CS: Absolutely. I recently read a report from the Ellen MacArthur Foundation and McKinsey about how AI and circular economy can work together. AI is excellent at pattern recognition and optimization, both of which could help us to make this transition much quicker. For example, when the European Aerospace Agency wanted to 3D print an alloy to use in an aerospace craft, but didn’t know what kind of aluminum would be best, they used AI l to find the solution. They started off with 10,000 options. With help AI they were able to narrow it down to just a hundred. That’s a perfect example of using AI to find patterns and identify the right tools for the job.
ML: Can you give me an example of a company that has already made the transition? What have they gained and what have they lost?
CS: The Swedish company Houdini, an outdoor brand, has all the makings of a good circular economy company. At the beginning they sell an outdoor garment to a customer. Once the customer is finished using it, they can sell it back to the Houdini who will sell it to another customer in second hand. They also rent clothes. For example, I don’t need to own my skiing gear- I can just rent it for one week a year. They give advice about how to treat garments so that they stay in good condition and they help with damage repair as well. At the very end of the lifecycle, I can bring the garment back and Houdini will tear it apart to use the material in creating a new product. They have every step of the circular economy covered and their business is successful.
ML: What about in terms of brutal economics and the bottom line? Have they seen any disadvantages?
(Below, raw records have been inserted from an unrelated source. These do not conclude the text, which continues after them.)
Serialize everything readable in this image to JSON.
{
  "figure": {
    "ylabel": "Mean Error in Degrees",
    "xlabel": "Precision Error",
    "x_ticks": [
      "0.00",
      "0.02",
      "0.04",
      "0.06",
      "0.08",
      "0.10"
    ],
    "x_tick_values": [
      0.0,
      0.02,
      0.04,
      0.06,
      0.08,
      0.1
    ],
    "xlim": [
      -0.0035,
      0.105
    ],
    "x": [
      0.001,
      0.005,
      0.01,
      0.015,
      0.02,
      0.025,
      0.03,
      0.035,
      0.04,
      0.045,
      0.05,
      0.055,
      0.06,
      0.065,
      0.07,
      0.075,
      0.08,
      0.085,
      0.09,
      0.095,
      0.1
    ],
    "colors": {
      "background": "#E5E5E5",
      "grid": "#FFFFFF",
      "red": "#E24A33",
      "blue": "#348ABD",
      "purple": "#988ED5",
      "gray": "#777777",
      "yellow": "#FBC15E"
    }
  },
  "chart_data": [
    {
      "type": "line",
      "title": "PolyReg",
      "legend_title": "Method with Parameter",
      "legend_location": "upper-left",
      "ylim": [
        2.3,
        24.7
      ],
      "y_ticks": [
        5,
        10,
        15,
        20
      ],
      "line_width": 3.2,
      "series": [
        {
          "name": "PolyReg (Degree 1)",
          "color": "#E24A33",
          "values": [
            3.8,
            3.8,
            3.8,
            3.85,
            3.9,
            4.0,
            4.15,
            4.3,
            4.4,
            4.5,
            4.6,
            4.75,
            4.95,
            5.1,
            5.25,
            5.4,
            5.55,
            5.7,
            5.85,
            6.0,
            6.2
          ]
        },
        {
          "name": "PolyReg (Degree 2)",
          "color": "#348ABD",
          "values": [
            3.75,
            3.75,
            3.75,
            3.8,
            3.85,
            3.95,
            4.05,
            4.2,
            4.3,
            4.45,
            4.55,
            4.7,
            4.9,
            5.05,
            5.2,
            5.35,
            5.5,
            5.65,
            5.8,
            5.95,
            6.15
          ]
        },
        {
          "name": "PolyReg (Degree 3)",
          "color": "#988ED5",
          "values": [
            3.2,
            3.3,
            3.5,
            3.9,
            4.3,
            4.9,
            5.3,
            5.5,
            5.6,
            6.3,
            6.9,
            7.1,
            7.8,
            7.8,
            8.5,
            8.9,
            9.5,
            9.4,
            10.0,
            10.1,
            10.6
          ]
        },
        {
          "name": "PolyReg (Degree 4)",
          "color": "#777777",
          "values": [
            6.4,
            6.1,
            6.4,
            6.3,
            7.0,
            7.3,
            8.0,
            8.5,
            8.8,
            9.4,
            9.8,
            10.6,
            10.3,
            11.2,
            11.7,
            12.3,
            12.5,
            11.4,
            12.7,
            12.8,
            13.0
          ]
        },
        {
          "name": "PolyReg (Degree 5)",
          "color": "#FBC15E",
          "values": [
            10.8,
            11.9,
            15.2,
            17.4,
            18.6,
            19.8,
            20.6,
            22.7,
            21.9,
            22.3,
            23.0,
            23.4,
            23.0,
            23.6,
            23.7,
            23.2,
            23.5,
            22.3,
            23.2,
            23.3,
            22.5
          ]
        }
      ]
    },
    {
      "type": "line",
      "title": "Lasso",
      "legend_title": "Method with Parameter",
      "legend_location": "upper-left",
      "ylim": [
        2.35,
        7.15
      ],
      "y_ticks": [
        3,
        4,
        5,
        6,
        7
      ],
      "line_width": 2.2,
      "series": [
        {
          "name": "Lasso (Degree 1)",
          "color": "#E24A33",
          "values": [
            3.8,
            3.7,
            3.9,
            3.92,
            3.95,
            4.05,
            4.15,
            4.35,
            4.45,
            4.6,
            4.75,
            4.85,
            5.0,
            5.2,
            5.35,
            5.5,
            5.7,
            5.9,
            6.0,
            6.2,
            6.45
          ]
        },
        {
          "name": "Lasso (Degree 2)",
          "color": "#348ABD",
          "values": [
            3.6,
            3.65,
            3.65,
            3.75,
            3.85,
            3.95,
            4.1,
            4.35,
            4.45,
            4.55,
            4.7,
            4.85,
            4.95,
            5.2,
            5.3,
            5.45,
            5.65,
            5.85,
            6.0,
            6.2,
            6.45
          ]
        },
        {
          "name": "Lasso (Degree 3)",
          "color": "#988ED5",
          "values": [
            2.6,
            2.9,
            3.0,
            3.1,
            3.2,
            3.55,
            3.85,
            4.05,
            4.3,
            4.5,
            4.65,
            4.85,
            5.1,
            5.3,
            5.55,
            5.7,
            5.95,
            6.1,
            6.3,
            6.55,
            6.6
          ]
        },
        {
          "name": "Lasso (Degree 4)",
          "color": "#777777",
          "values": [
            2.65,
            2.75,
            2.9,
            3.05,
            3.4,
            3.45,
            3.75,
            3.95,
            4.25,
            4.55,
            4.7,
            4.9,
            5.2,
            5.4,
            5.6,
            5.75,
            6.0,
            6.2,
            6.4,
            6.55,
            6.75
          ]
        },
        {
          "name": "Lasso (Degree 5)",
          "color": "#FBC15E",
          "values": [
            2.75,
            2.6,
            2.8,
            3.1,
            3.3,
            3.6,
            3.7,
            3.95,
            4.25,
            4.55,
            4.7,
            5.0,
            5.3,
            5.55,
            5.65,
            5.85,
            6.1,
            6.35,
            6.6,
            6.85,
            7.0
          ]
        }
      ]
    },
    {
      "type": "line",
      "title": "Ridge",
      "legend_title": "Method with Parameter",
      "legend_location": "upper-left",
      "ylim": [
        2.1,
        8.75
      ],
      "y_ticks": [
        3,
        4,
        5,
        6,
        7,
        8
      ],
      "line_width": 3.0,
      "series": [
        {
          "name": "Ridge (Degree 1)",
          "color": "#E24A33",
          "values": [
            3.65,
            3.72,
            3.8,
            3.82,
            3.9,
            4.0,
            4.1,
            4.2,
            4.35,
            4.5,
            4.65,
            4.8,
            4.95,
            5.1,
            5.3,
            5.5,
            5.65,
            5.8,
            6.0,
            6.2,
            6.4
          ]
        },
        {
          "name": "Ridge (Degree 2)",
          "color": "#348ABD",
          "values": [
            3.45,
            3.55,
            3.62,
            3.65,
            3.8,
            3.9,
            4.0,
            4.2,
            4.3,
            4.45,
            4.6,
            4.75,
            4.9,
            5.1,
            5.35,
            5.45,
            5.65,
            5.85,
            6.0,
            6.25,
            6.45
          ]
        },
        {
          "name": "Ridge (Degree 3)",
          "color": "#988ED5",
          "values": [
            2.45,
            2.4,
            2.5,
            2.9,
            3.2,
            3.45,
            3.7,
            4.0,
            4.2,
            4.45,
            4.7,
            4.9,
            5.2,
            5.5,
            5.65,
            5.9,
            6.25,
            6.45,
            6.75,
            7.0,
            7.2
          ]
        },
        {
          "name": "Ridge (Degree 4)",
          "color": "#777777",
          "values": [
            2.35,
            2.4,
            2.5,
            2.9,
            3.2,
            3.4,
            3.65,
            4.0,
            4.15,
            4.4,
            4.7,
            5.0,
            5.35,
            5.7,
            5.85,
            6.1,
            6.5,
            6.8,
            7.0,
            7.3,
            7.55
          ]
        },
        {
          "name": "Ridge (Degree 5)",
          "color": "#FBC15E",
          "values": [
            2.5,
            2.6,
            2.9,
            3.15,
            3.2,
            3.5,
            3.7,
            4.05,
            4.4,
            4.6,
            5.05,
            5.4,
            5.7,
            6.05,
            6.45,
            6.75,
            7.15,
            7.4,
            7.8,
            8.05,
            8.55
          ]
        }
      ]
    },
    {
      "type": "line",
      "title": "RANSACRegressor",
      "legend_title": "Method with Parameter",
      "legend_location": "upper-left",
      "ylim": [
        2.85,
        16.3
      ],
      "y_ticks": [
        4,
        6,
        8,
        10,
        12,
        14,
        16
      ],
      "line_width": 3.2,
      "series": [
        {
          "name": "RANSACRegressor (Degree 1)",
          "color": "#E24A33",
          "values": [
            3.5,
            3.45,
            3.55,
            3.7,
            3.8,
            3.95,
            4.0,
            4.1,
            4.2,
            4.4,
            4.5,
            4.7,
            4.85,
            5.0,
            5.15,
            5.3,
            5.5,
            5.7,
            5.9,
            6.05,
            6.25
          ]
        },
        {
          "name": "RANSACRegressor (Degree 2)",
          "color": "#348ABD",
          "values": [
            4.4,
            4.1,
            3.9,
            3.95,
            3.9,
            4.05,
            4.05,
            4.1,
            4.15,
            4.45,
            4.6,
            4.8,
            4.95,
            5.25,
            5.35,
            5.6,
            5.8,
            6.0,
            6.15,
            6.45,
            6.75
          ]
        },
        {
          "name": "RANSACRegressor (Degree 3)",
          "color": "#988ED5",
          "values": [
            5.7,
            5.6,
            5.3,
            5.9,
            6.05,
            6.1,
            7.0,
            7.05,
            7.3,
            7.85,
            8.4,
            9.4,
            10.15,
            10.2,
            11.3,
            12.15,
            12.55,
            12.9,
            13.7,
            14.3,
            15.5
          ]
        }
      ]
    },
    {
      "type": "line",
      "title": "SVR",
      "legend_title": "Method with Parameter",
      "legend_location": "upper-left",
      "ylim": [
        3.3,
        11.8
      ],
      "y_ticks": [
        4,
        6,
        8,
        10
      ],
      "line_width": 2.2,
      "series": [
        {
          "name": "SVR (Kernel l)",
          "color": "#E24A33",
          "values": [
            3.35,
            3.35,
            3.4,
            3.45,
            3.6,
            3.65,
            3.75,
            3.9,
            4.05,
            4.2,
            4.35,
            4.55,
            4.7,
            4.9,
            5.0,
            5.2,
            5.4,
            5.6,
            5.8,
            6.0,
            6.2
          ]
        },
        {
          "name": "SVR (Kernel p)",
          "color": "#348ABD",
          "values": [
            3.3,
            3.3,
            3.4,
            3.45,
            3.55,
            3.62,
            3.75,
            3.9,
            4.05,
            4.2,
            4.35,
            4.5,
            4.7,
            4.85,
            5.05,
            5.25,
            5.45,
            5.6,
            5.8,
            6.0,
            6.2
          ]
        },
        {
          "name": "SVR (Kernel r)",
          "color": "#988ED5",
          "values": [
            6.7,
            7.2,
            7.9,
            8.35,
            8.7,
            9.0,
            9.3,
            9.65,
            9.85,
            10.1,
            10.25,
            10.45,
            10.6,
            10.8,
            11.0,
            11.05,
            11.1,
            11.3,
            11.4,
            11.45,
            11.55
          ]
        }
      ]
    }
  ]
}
CS: Well they may have- it’s still a transition. I don’t have that information so I can’t say. But they have many stores around Sweden. I think it’s good for companies to have this approach that they are never be done. That this is something to constantly evaluate and improve upon. Another example is H&M, who is now also getting involved in the circular economy trend. They are fast fashion and as such want to sell a large amount of clothing all the time. Recently they bought a company called re:newcell focused on textile recycling. For example, they will take used jeans, shred them and extract their cellulose fibers. They then sell those fibers to companies who make new clothes out of them. It’s a step in the right direction. We recycle quite a lot of material nowadays, but we’re not so good at recycling textile and electronics. We should focus more on these areas.
With electronics, it’s important to keep products as they are for as long as possible. We should repair them, reuse them or refurbish them- keep them in use. Only at the very end should we take them apart and put them back into the system. Circular design thinking is also very important. We need to think about how materials will flow through the system and plan for it in the design process. So that everything is already set. That’s another area in which AI can help us- to backtrack how the design component should happen.
ML: Does the impetus typically come from an enlightened CEO who is determined to apply the circular economy or is there pressure from consumers?
CS: I imagine it’s a combination of both of these factors. Any CEO that really looks into this can see all the advantages, both for their brand and for society. A lot of innovation can be done within circular economy.
ML: There will likely be winners and losers from an adoption of the circular economy. Who will be the winners and who will be the losers?
CS: What you’re saying makes me think of the company Spotify, who provides digital music. Before Spotify, most of us got music on CDs, which were made of plastic and took up a lot of space. Today we simply send data and can listen to music from all over the world. Spotify is a very destructive company. I believe that we will be seeing more and more of such changes. Companies need to stay alert and adapt to what’s happening around them.
There may be some losers, but I think we could all be winners. This is a win-win-win situation. For customers, for companies and for the environment. This approach offers real solutions.